This Opinion piece appeared in The Wall Street Journal on Tuesday, October 31, 2017, written by Michael Meyer (China 1995-97). Michael teaches creative nonfiction at the University of Pittsburgh. His most recent book, just published by Bloomsbury, is The Road to Sleeping Dragon: Learning China from the Ground Up. — JC
“What Are You?” They Ask My Son
At 5, he doesn’t quite understand what it means to be ‘biracial.’
‘I’m a boy,’ he says.
My son is 5. He was born in Hong Kong and spent the past two years in Singapore. We returned to the U.S. so he could grow up here, and the culture shock has been minimal: Like his fellow kindergartners, Benji loves Legos and belting out “Let it Go.” Unlike them, he plays piano, which he learned in a Singapore preschool. Also unlike them, Benji is constantly asked: “What are you?”
It’s a weighty question for an adult, but to a child it sounds silly. “I’m a boy,” Benji replies. Sometimes he decides he’s a girl. But this isn’t that story, this is about being a biracial kid in America.

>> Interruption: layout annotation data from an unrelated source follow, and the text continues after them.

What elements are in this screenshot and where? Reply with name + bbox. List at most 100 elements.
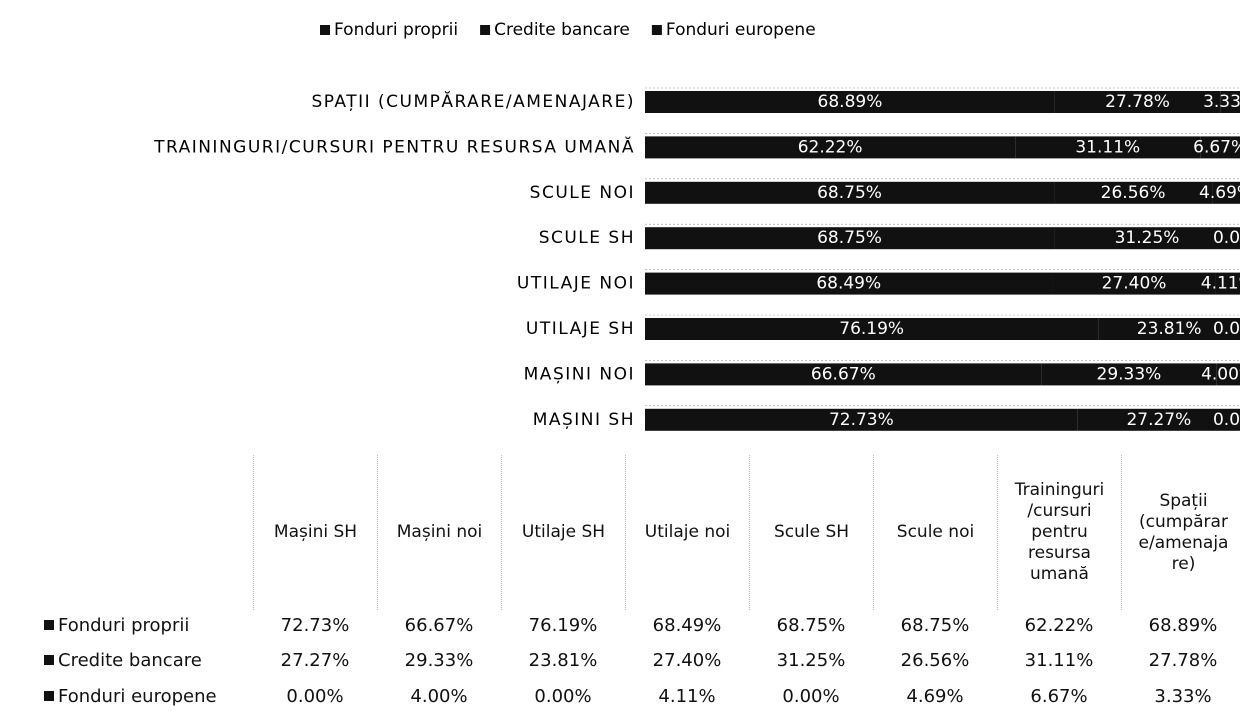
bar-segment (645, 363, 1042, 386)
data-label: 68.75% (817, 183, 882, 203)
table-cell: 4.00% (410, 686, 468, 707)
bar-segment (645, 136, 1016, 159)
legend-label: Fonduri europene (666, 20, 816, 40)
table-row-label: Fonduri proprii (44, 615, 189, 637)
data-label: 72.73% (829, 410, 894, 430)
data-label: 66.67% (811, 364, 876, 384)
data-label: 23.81% (1137, 319, 1202, 339)
bar-segment (1077, 408, 1240, 431)
table-cell: 76.19% (528, 615, 598, 636)
table-cell: 68.75% (776, 615, 846, 636)
table-header: Utilaje noi (625, 455, 749, 610)
bar-segment (1054, 181, 1213, 204)
bar-segment (645, 318, 1099, 340)
table-cell: 6.67% (1030, 686, 1088, 707)
legend-marker (320, 25, 330, 35)
bar-segment (645, 91, 1055, 113)
table-cell: 0.00% (534, 686, 592, 707)
table-cell: 68.75% (900, 615, 970, 636)
data-label: 31.25% (1115, 228, 1180, 248)
legend-label: Credite bancare (494, 20, 630, 40)
data-label: 6.67% (1193, 137, 1246, 157)
data-label: 26.56% (1101, 183, 1166, 203)
legend-label: Fonduri proprii (334, 20, 458, 40)
table-cell: 68.89% (1148, 615, 1218, 636)
bar-segment (1200, 136, 1240, 159)
legend-marker (480, 25, 491, 35)
category-label: Mașini noi (524, 364, 635, 384)
bar-segment (1041, 363, 1217, 386)
table-cell: 0.00% (782, 686, 840, 707)
category-label: Scule noi (530, 183, 635, 203)
data-label: 76.19% (839, 319, 904, 339)
table-header: Spații (cumpărare/amenajare) (1121, 455, 1245, 610)
table-cell: 4.11% (658, 686, 716, 707)
data-label: 68.49% (816, 274, 881, 294)
table-cell: 27.27% (280, 650, 350, 671)
bar-segment (1212, 181, 1240, 204)
table-cell: 68.49% (652, 615, 722, 636)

In Singapore, Benji was simply a foreigner, just like mom (born in Manchuria) and dad (born in Los Angeles). Although China is as much of a melting pot as America — with 56 ethnic groups and 150 languages — it does not hyphenate identity. You are Chinese first, and then Han, not Han-Chinese, or Tibetan-Chinese, or Manchu-Chinese.
In China aunties extol Benji’s handsomeness and call him hunxue’r, “mixed blood.”
Having learned sarcasm in America, Benji once answered: “Actually, I’m a dog.” The person then asked me about his breed.
On playgrounds, well-intentioned American yoga moms riff on Benetton ads and extol his appearance as if it were a decor choice. These conversations surprise me: I went to college in the early 1990s, and was taught never to talk about race or ethnicity. Today Americans seem to think it’s impolite not to. With benevolent curiosity, they ask: “What’s your son? Is he a half?”
We have to decide, for school and doctor intake forms request a child’s identity. We don’t consider Benji half of anything. He’s more than the sum of his parts, fluent in Mandarin and English, along with some Hebrew, learned at a Jewish summer camp, although neither my wife nor I am Jewish.
When pressed, we say he’s a “double”— as the Japanese put it, daduru. Being a double sounds lucky. You get not one, but two cultures.
“Double” also invokes intrigue. Being “mixed” carries the historical connotations of impurity, of illegality. Not until 1967 did the Supreme Court rule interracial marriage constitutionally protected.
Although a 1993 Time cover declared a multiracial composite “The New Face of America,” the American census didn’t allow people to choose more than one race until 2000; in 2010, nine million respondents marked multiple boxes. That seems like a statistical outlier in a population of 326 million, but a 2015 Pew Research Center report called multiracial Americans “young, proud, tolerant and growing at a rate three times as fast as the population as a whole.”
The majority of those surveyed had been targets of racial slurs and jokes. So I tense up when people ask me what Benji is. But kids are smart. On his own, Benji has decided how to answer people, anywhere in the world, who ask him what he is. He says with finality: “I am an American.”